As with all areas of etiquette, horse shopping should take into consideration how you may be affecting those you come into contact with and it is commendable that you are thinking ahead about navigating these situations. There are several things that buyers and sellers can keep in mind to make the horse buying world a better place.
1. Buyers, show up at the seller's farm at the agreed upon time. Try to call on a mobile phone when you are 10 minutes from arrival. Avoid catching the seller while he's still preparing for your visit by arriving early. And if you're going to be more than 20 minutes late, you should always phone. The further in advance that you call, the more it will be appreciated.
2. When you arrive, ask questions about any sale horse you might be interested in. Find out as much information as possible. This isn't the time to try to impress any seller with any stories about your accomplishments or affiliations. Understate your ability and let your riding talent speak for itself. Trying out a horse is not the time to prove anything.
3. Likewise, sellers need to be diplomatic. Once I was test riding a Second Level pony that had just started to do flying changes. I asked this stiff and unresponsive mare to do a flying change in the corner; the change was late. The seller's mother, who was standing ringside, proudly reported, "Well, our trainer can do them, but she's a Third Level rider." She didn't realize how she might have insulted me as a Grand Prix rider. My accompanying friends are still teasing me about that. On another occasion, a Dutch agent who didn't know me was happy to tell me that I'm a pretty good rider for a video person. She thought I came along just to videotape the horse and decided to try him out on the spur of the moment. Be careful about flattery because it may backfire!
4. Also, as a buyer, never discuss how the seller may be riding the horse. If your opinion is wanted, people will ask you for it. Just try to stay focused on the horse and be tolerant of any strange methods or inadequacies you might observe. Likewise, as a seller, don't "teach" the potential buyer when they're trying your horse unless they clearly are interested in your help.

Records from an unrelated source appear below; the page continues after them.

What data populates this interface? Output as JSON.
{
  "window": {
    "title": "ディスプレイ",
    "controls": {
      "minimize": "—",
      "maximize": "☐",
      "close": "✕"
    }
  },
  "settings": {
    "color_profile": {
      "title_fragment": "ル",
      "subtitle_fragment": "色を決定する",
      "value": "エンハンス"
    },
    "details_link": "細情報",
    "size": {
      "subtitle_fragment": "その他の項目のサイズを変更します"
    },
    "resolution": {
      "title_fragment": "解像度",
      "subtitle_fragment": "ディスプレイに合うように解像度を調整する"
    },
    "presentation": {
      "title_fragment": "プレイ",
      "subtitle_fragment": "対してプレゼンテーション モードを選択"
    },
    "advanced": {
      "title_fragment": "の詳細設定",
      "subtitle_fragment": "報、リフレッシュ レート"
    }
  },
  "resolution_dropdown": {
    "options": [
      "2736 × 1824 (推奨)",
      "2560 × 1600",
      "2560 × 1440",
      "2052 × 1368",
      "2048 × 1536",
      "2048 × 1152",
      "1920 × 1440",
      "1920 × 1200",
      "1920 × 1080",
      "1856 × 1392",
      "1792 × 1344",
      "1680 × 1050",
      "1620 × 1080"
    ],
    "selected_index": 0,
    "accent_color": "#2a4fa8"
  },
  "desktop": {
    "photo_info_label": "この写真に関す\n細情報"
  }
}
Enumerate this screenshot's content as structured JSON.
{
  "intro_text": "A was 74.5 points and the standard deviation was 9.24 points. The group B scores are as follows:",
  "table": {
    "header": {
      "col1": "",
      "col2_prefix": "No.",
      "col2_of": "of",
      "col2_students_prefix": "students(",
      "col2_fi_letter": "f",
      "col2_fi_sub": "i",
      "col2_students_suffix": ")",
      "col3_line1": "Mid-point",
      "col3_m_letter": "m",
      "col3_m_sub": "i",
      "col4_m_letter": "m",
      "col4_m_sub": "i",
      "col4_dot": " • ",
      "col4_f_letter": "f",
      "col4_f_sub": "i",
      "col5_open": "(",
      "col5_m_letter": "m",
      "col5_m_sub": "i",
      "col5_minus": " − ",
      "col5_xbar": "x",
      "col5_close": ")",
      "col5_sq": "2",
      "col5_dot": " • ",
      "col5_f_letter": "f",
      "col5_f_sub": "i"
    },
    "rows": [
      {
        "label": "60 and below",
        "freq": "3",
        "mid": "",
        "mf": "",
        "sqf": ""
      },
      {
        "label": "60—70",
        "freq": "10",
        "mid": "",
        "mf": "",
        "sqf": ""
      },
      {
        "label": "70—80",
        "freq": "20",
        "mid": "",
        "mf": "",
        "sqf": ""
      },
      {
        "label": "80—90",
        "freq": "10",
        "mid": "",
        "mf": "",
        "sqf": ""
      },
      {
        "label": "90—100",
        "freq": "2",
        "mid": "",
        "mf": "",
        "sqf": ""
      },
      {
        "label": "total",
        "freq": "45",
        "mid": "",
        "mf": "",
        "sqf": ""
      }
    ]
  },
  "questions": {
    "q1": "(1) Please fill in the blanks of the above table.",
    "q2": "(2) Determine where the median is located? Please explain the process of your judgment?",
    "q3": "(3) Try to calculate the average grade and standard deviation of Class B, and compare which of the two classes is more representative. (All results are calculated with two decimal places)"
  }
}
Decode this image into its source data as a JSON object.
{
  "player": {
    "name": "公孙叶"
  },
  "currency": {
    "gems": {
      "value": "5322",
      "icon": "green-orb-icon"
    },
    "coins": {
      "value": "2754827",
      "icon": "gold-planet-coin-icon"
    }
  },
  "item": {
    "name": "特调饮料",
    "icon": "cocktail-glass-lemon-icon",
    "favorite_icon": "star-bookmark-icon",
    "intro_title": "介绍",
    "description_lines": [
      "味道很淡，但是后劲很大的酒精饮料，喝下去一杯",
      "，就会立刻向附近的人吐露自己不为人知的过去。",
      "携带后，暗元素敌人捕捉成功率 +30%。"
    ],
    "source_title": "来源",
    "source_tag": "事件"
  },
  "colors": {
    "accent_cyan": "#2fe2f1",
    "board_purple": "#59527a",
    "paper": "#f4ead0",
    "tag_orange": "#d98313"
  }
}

5. Last, as a buyer, it is appropriate to give a general indication to the seller of your intentions, but you don't need to give extensive details. For instance, you might say something like, "This is a nice horse, but he's not quite what I'm looking for." Or you might say, "I think he's an interesting horse. Could I come back and try him a second time?" Don't point out details of what you don't like about the horse. It's just not appropriate.
Sometimes the seller will ask for my opinion of a horse. I'll simply comment on something positive about the horse, and say "I'll keep him in mind." I can't tell you how many times I've had to listen to buyers go up and down my horses, trying to find faults. I've even gone so far as put the horse away in mid inspection. It's just not a good idea to criticize someone's sale horse. On the same note, don't be insincere. If you don't like a horse, don't go on and on about all his good qualities. Again, the less said the better.
Be the kind of buyer who notices the groom who has done such a good job. Take the extra 10 minutes to enjoy refreshments with the seller, if offered. Learn the dog's name and throw the toy for him. Both buyer and seller need to do their parts to establish a relaxed, congenial atmosphere that fosters mutual respect.